Much as I loved Sara Gruen’s Riding Lessons and Flying Changes, I knew they were on-the-job training. After all, there’s Water for Elephants perched on the New York Times best-seller list. And well-deserved. People clearly love this book, and Gruen is such a crackerjack writer that it was a real pleasure to see her widen her scope and achieve something bigger and richer than her previous novels.
I was really impressed by the double frame that starts it off. First Jacob Jankowski is in the midst of a crisis under a circus tent — that’ll grab you by the throat. Then Jacob is 93, in a retirement home, subject to all the indignity that entails. Then we finally get back to Jacob Jankowski, age 23, effectively running away to join a circus in the 1930s. Depression, prohibition, trains, hoboes, roustabouts, the whole thing. Lots of big characters including the lovely Marlena, the equestrian performer in pink sequins, the red-headed dwarf Kinko, and a wonderful elephant with a sense of humor and a sense of justice.
Gruen goes back and forth between Jacob’s florid circus past and his dreary nursing-home present. Please note, both the circus and the nursing home are highly ritualized closed communities. Fortunately Gruen knows how to make a story lively so the linoleum-and-rubber-food version is used as punctuation, almost to bring down the high emotional pitch of the circus narrative.
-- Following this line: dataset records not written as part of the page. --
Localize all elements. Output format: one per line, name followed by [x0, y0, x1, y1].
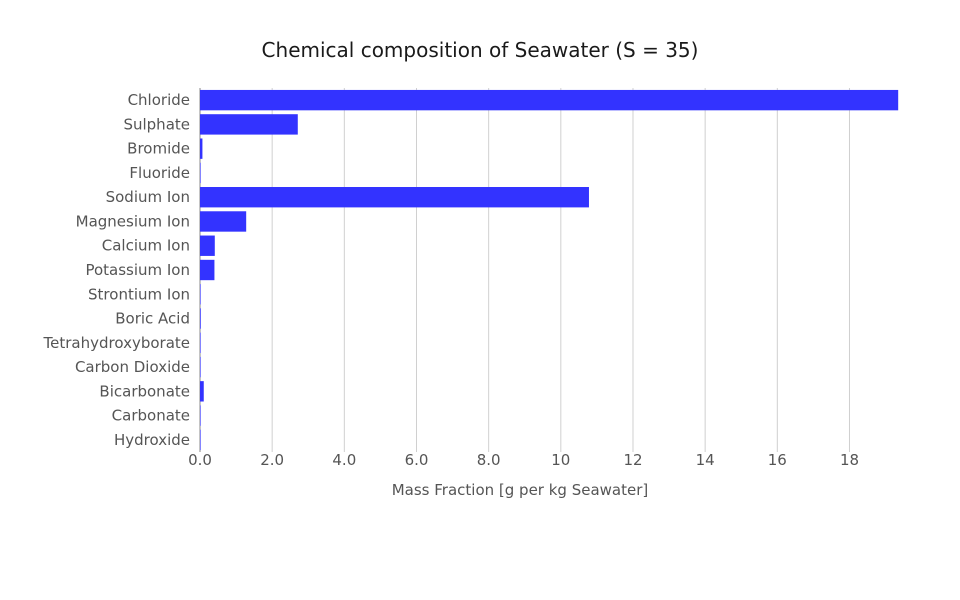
category-labels: Chloride Sulphate Bromide Fluoride Sodium Io… [43, 91, 190, 449]
x-tick-label: 18 [840, 451, 859, 469]
category-label: Carbonate [112, 407, 190, 425]
x-tick-labels: 0.0 2.0 4.0 6.0 8.0 10 12 14 16 18 [188, 451, 859, 469]
bar [200, 235, 215, 256]
category-label: Fluoride [129, 164, 190, 182]
bar [200, 429, 201, 451]
bar [200, 138, 203, 159]
x-tick-label: 2.0 [260, 451, 284, 469]
category-label: Magnesium Ion [76, 212, 190, 230]
x-tick-label: 12 [623, 451, 642, 469]
x-tick-label: 4.0 [332, 451, 356, 469]
category-label: Strontium Ion [88, 285, 190, 303]
x-tick-label: 6.0 [405, 451, 429, 469]
bar [200, 114, 298, 135]
x-axis-title: Mass Fraction [g per kg Seawater] [392, 481, 649, 499]
category-label: Bromide [127, 140, 190, 158]
x-tick-label: 10 [551, 451, 570, 469]
bar [200, 381, 204, 402]
x-tick-label: 14 [696, 451, 715, 469]
category-label: Bicarbonate [99, 382, 190, 400]
bar [200, 356, 201, 378]
category-label: Calcium Ion [102, 237, 190, 255]
category-label: Sulphate [123, 115, 190, 133]
gridlines [199, 88, 850, 452]
bar [200, 259, 215, 281]
chart-title: Chemical composition of Seawater (S = 35… [261, 38, 699, 62]
bar [200, 332, 201, 353]
x-tick-label: 0.0 [188, 451, 212, 469]
bar [200, 211, 247, 232]
bar [200, 308, 201, 329]
bar [200, 284, 201, 305]
bar [200, 89, 899, 111]
category-label: Tetrahydroxyborate [43, 334, 190, 352]
category-label: Carbon Dioxide [75, 358, 190, 376]
bar [200, 162, 201, 184]
bar [200, 405, 201, 426]
x-tick-label: 8.0 [477, 451, 501, 469]
bars [200, 89, 899, 451]
category-label: Hydroxide [114, 431, 190, 449]
category-label: Sodium Ion [106, 188, 190, 206]
bar [200, 187, 589, 208]
category-label: Potassium Ion [85, 261, 190, 279]
category-label: Boric Acid [115, 310, 190, 328]
category-label: Chloride [128, 91, 190, 109]
x-tick-label: 16 [768, 451, 787, 469]
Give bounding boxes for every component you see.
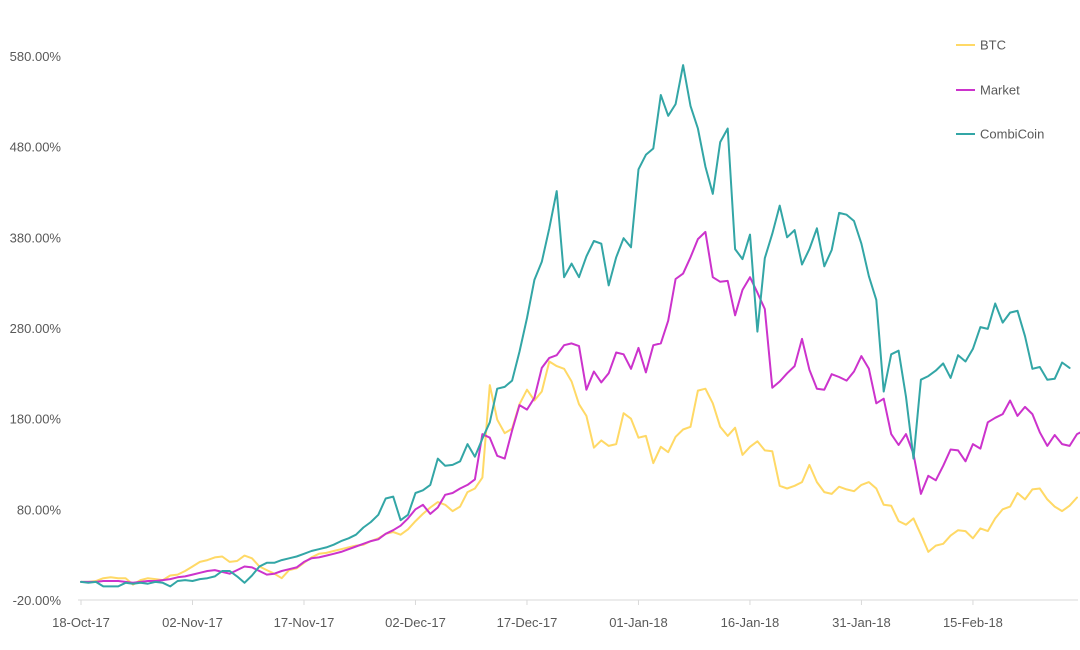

I knew she had to have done a ton of research. This is just not material a writer has at her fingertips. But boy, did it ever feel authentic. Sights, smells, sounds, the grand structure and the small detail are all in place. My problem with the book is a question of taste rather than execution: it was just a little feverish for me, kind of a Baz Luhrmann vision of something that’s already pretty thrilling. And the end struck me as corny, if perfectly appropriate. Maybe the difficulty is that the contrast Gruen sets up, between the circus and the nursing home, is so great as to be irreconcilable. Maybe there isn’t much room left for average plain-vanilla normal life. On the other hand, perhaps it’s a fable and I’m reading the whole thing too literally. Lord knows that would be nothing new.